Negative Campaigning

Many of the major media outlets are carrying the determination by al-Zawahiri that President-elect Obama is not the true candidate of change. Such an outcry will clearly hurt al-Qaeda’s attempt to become the brand of resistance. The group clearly has not realized that negative campaigning does not work with Obama.

In a campaign to win the hearts and minds of the people of the world, so as to control how they use the guns and bombs of the world, as a nation we begin with a disadvantage. This disadvantage is not unique to the U.S. What is unique (well, shared with France) is that the U.S. has attempted to ignore this problem.

Kissinger discussed it well in his treatment of the foreign policy ideology of Woodrow Wilson versus Teddy Roosevelt. Teddy famously declared that we should tred softly and carry a big stick. This advice he would have given to any nation. The U.S. was not divinely special or endowed with magical powers of enlightenment. It was a great power that needed to act like the other great powers of the time. It needed to balance against the rising power of Germany, and to guarantee that China remained open for trade despite the power of the UK, Japan and Russia. The U.S. held no monopoly on morality. Morality belonged to humanity.

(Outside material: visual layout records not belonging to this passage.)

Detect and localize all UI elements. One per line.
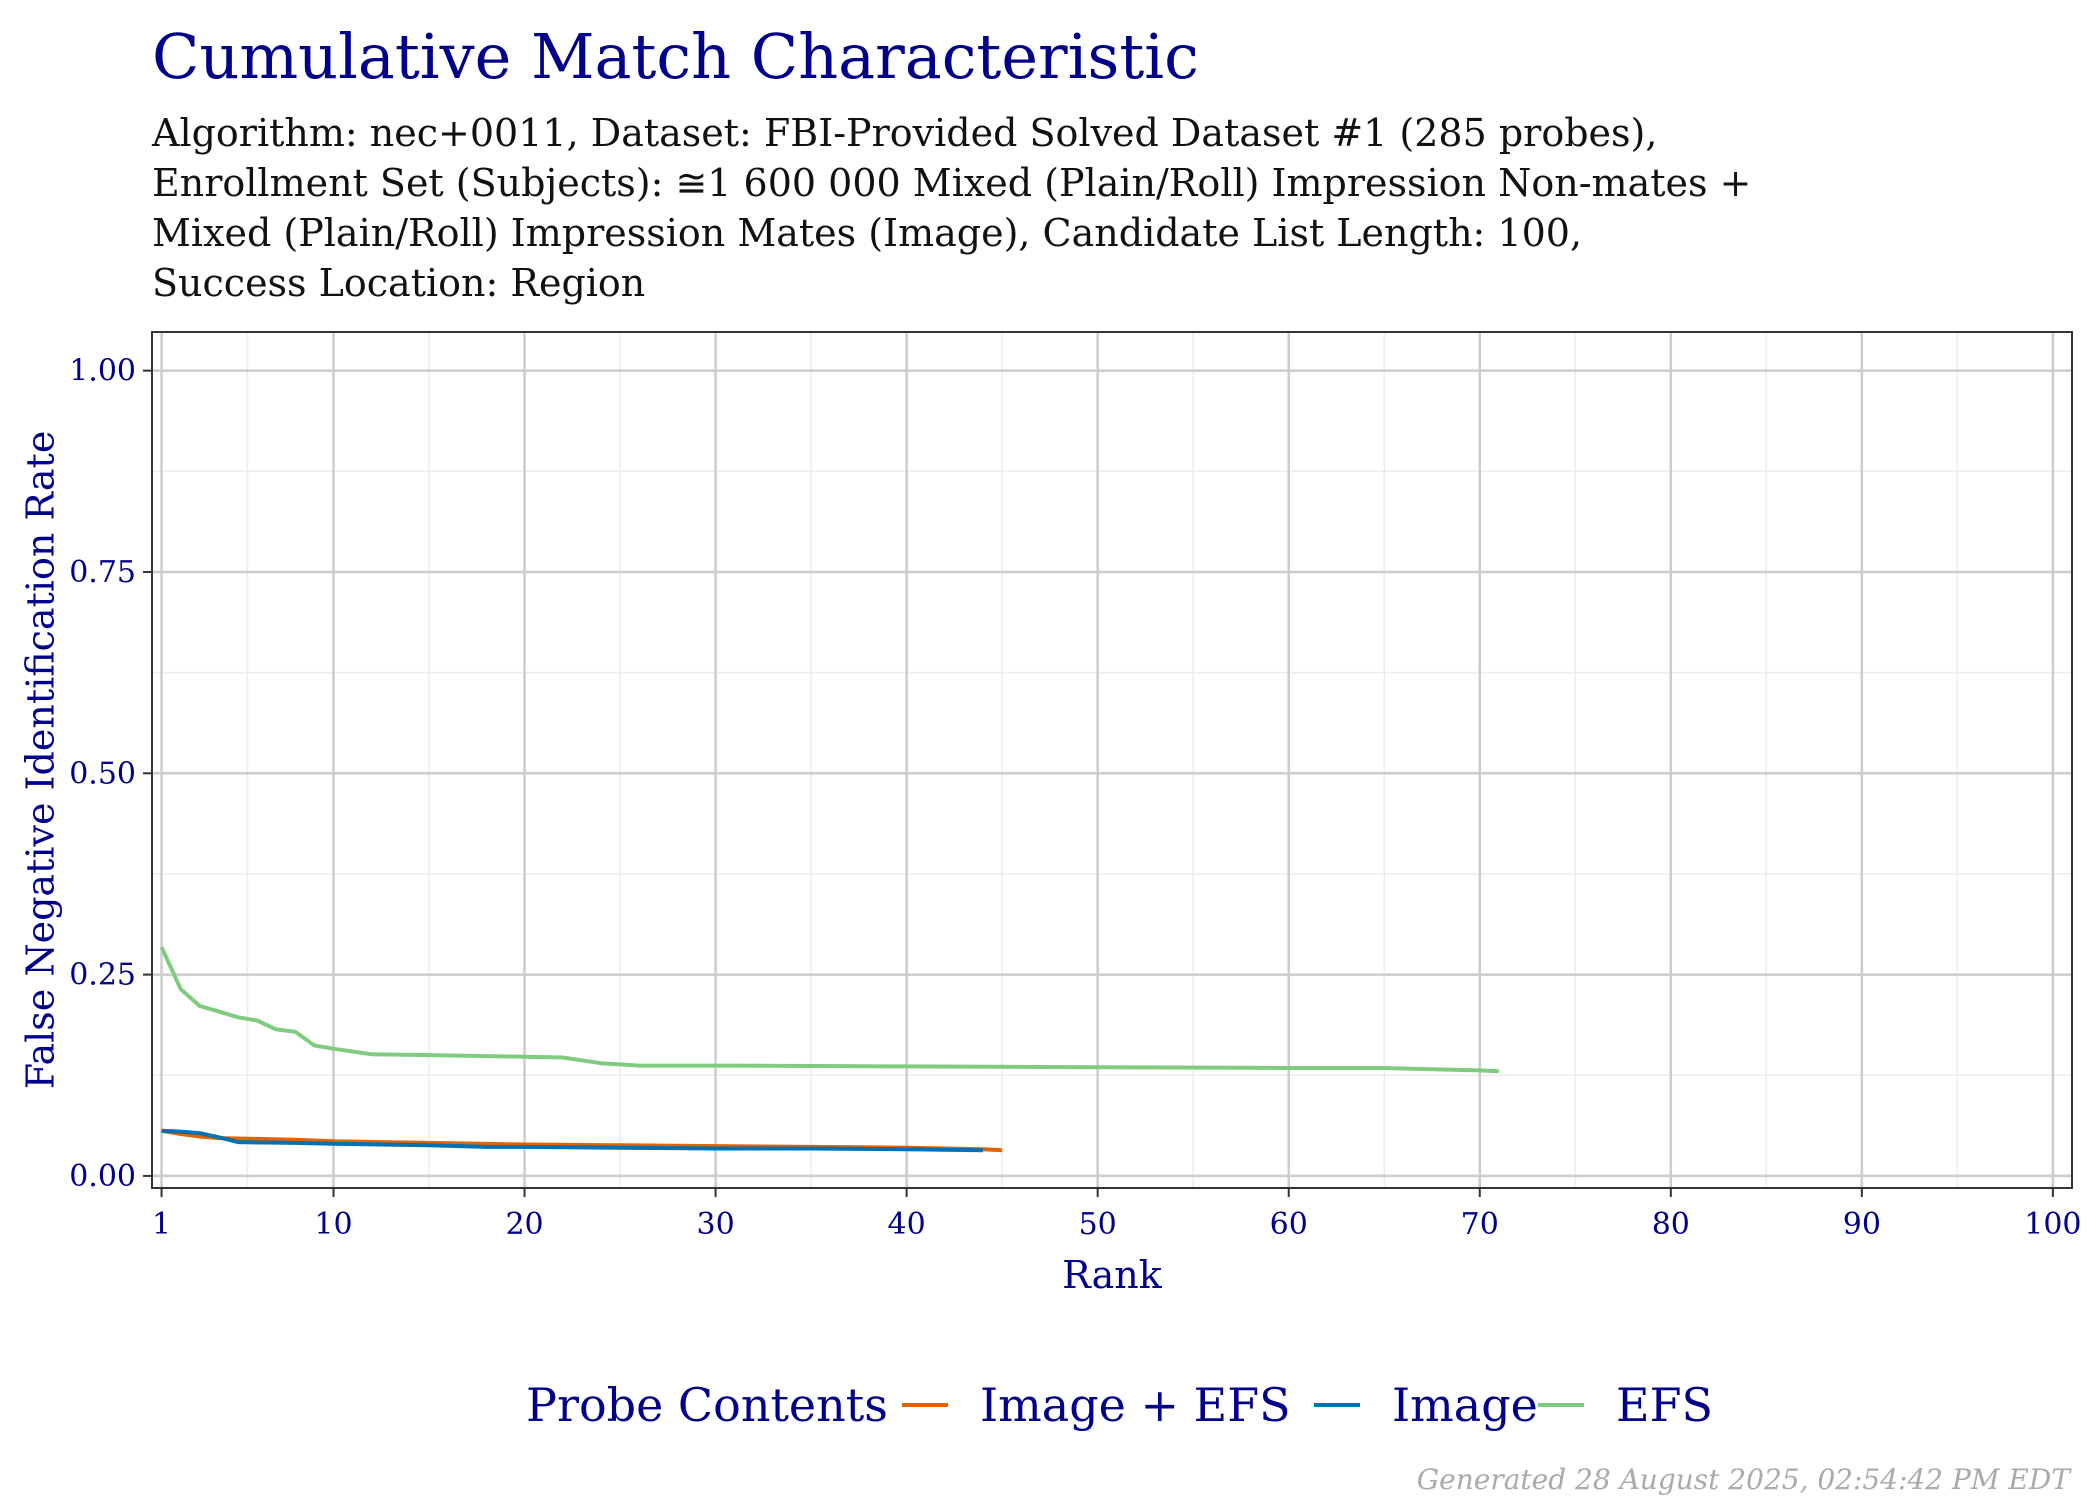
subtitle-line: Algorithm: nec+0011, Dataset: FBI-Provid… <box>152 111 1658 155</box>
x-tick-label: 10 <box>314 1207 352 1242</box>
y-tick-label: 0.75 <box>69 555 136 590</box>
x-tick-label: 80 <box>1652 1207 1690 1242</box>
legend: Probe Contents Image + EFS Image EFS <box>526 1378 1713 1432</box>
chart-subtitle: Algorithm: nec+0011, Dataset: FBI-Provid… <box>152 108 1751 308</box>
subtitle-line: Success Location: Region <box>152 261 646 305</box>
chart-title: Cumulative Match Characteristic <box>152 20 1199 93</box>
grid-layer <box>152 332 2072 1188</box>
x-tick-label: 50 <box>1079 1207 1117 1242</box>
y-tick-label: 0.00 <box>69 1159 136 1194</box>
series-line-image <box>161 1128 984 1153</box>
y-tick-label: 0.25 <box>69 958 136 993</box>
axis-layer: 1 10 20 30 40 50 60 70 80 90 100 0.00 0.25 0.50 0.75 1.… <box>69 354 2081 1242</box>
x-tick-label: 60 <box>1270 1207 1308 1242</box>
series-layer <box>159 946 1499 1153</box>
x-axis-label: Rank <box>1062 1253 1163 1297</box>
y-tick-label: 1.00 <box>69 354 136 389</box>
legend-item-label: Image + EFS <box>980 1378 1291 1432</box>
x-tick-label: 90 <box>1843 1207 1881 1242</box>
plot-frame <box>151 331 2073 1189</box>
y-axis-label: False Negative Identification Rate <box>19 431 63 1090</box>
legend-title: Probe Contents <box>526 1378 888 1432</box>
x-tick-label: 30 <box>696 1207 734 1242</box>
x-tick-label: 70 <box>1461 1207 1499 1242</box>
x-tick-label: 100 <box>2024 1207 2081 1242</box>
generated-timestamp: Generated 28 August 2025, 02:54:42 PM ED… <box>1416 1463 2070 1496</box>
y-tick-label: 0.50 <box>69 756 136 791</box>
x-tick-label: 1 <box>152 1207 171 1242</box>
series-line-efs <box>159 946 1499 1074</box>
legend-item-label: Image <box>1392 1378 1538 1432</box>
subtitle-line: Mixed (Plain/Roll) Impression Mates (Ima… <box>152 211 1583 255</box>
subtitle-line: Enrollment Set (Subjects): ≅1 600 000 Mi… <box>152 161 1752 205</box>
legend-item-label: EFS <box>1616 1378 1713 1432</box>
x-tick-label: 40 <box>888 1207 926 1242</box>
x-tick-label: 20 <box>505 1207 543 1242</box>
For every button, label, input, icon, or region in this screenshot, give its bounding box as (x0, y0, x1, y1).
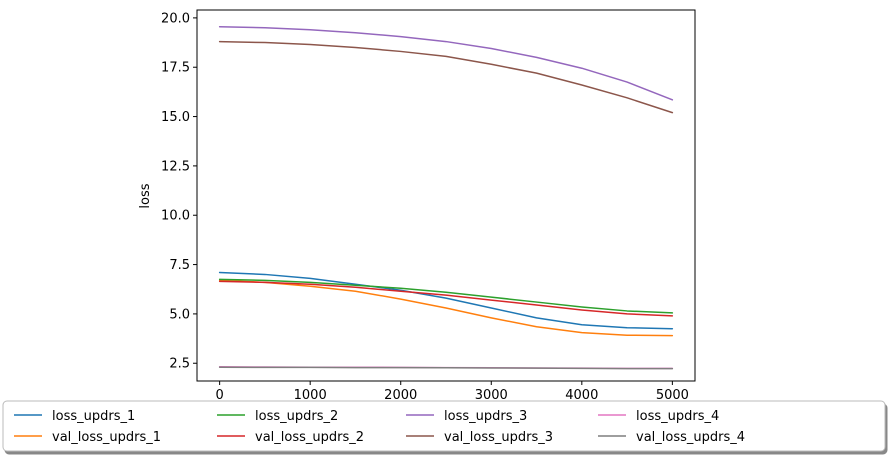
legend-box (2, 400, 886, 452)
y-tick-label: 12.5 (161, 159, 190, 174)
plot-area-frame (196, 9, 696, 382)
series-line-val-loss-updrs-4 (218, 366, 674, 370)
y-tick-label: 17.5 (161, 61, 190, 76)
legend-label-val-loss-updrs-3: val_loss_updrs_3 (444, 430, 553, 445)
x-tick-label: 5000 (656, 388, 689, 403)
legend-label-loss-updrs-4: loss_updrs_4 (636, 409, 719, 424)
x-tick-label: 4000 (565, 388, 598, 403)
y-tick-label: 7.5 (169, 258, 190, 273)
x-tick-label: 2000 (384, 388, 417, 403)
series-line-val-loss-updrs-3 (218, 40, 674, 114)
legend-label-val-loss-updrs-4: val_loss_updrs_4 (636, 430, 745, 445)
series-line-loss-updrs-3 (218, 26, 674, 101)
y-tick-label: 15.0 (161, 110, 190, 125)
series-line-val-loss-updrs-1 (218, 279, 674, 337)
y-tick-label: 2.5 (169, 357, 190, 372)
y-tick-label: 20.0 (161, 11, 190, 26)
legend-label-loss-updrs-1: loss_updrs_1 (52, 409, 135, 424)
series-line-loss-updrs-1 (218, 271, 674, 330)
y-axis-label: loss (138, 183, 153, 208)
legend-label-val-loss-updrs-2: val_loss_updrs_2 (255, 430, 364, 445)
x-tick-label: 1000 (294, 388, 327, 403)
legend-label-loss-updrs-3: loss_updrs_3 (444, 409, 527, 424)
series-line-loss-updrs-2 (218, 278, 674, 314)
legend-label-loss-updrs-2: loss_updrs_2 (255, 409, 338, 424)
y-tick-label: 5.0 (169, 307, 190, 322)
legend-label-val-loss-updrs-1: val_loss_updrs_1 (52, 430, 161, 445)
x-tick-label: 0 (215, 388, 223, 403)
ticks-layer: 0 1000 2000 3000 4000 5000 2.5 5.0 7.5 10.0 12.5 15… (161, 11, 689, 403)
series-layer (218, 26, 674, 370)
x-tick-label: 3000 (475, 388, 508, 403)
y-tick-label: 10.0 (161, 209, 190, 224)
legend: loss_updrs_1 val_loss_updrs_1 loss_updrs_2… (14, 409, 745, 445)
series-line-val-loss-updrs-2 (218, 280, 674, 317)
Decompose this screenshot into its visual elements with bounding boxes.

Wilson, on the other hand, argues Kissinger, inaugurated the age of moral imperialism in U.S. foreign policy. The U.S. was/is the shiny beacon on the hill. Showing all of humanity the path towards truth, justice, and prosperity. Since there existed a single Truth and good for all humanity and it was known by the U.S. there could not exist any real compromise. Any compromise with U.S. objectives would clearly be a perversion of the good. With knowledge of Truth the U.S. must spread the Gospel; it must bring forth the global transformation that would bring the Kingdom of Heaven on Earth. Wilson expounded a universal doctrine that was to be enforced by the foreign policy of the U.S., and could only be perverted if we followed the advice of Others.

Well, maybe the religious language was a little over the top and the two are merely ideal types for the purpose of discussion, but the message should be clear. At its most benign the U.S. foreign policy project of helping the world is universal. However, the the tool is clearly not. The U.S. nation-state is a country with a sense of itself as finite. The borders of the people do not extend beyond the borders of the state (if that). This is a problem.

I would argue that a people with a finite sense of itself cannot carry out a foreign policy that wishes to be truly universal. The reason being that the ingroup will not be able to perceive the full-fledged humanity of the Other. Psychologists Jacques-Phillippe Leyens and friends identified the unconscious denial of secondary emotions to outgroup members by the ingroup. They were, however, allowed primary emotions. Primary emotions are such things like joy, sadness, anger, fear, disgust, and surprise. They are the emotional states that you would associate with an animal. Secondary emotions are more complex. They entail such emotional states as affection, admiration, pride, conceit, nostalgia, remorse, and rancor.

While I have not looked at further studies of the hypothesis, Leyens and co. do come up with the disturbing conclusion that ‘we’ associate ‘them’ with primary emotions and do not conceive of the possiblity that ‘they’ may have more complex emotions. This cognitive bias, however, means that ‘we’ can not truly empathisize with the Other. We merely see them as emotionally retarded. To truly lead the world against the threats of the future there needs to be movement away from the conception of the finite nation… Of course, that creates new problems.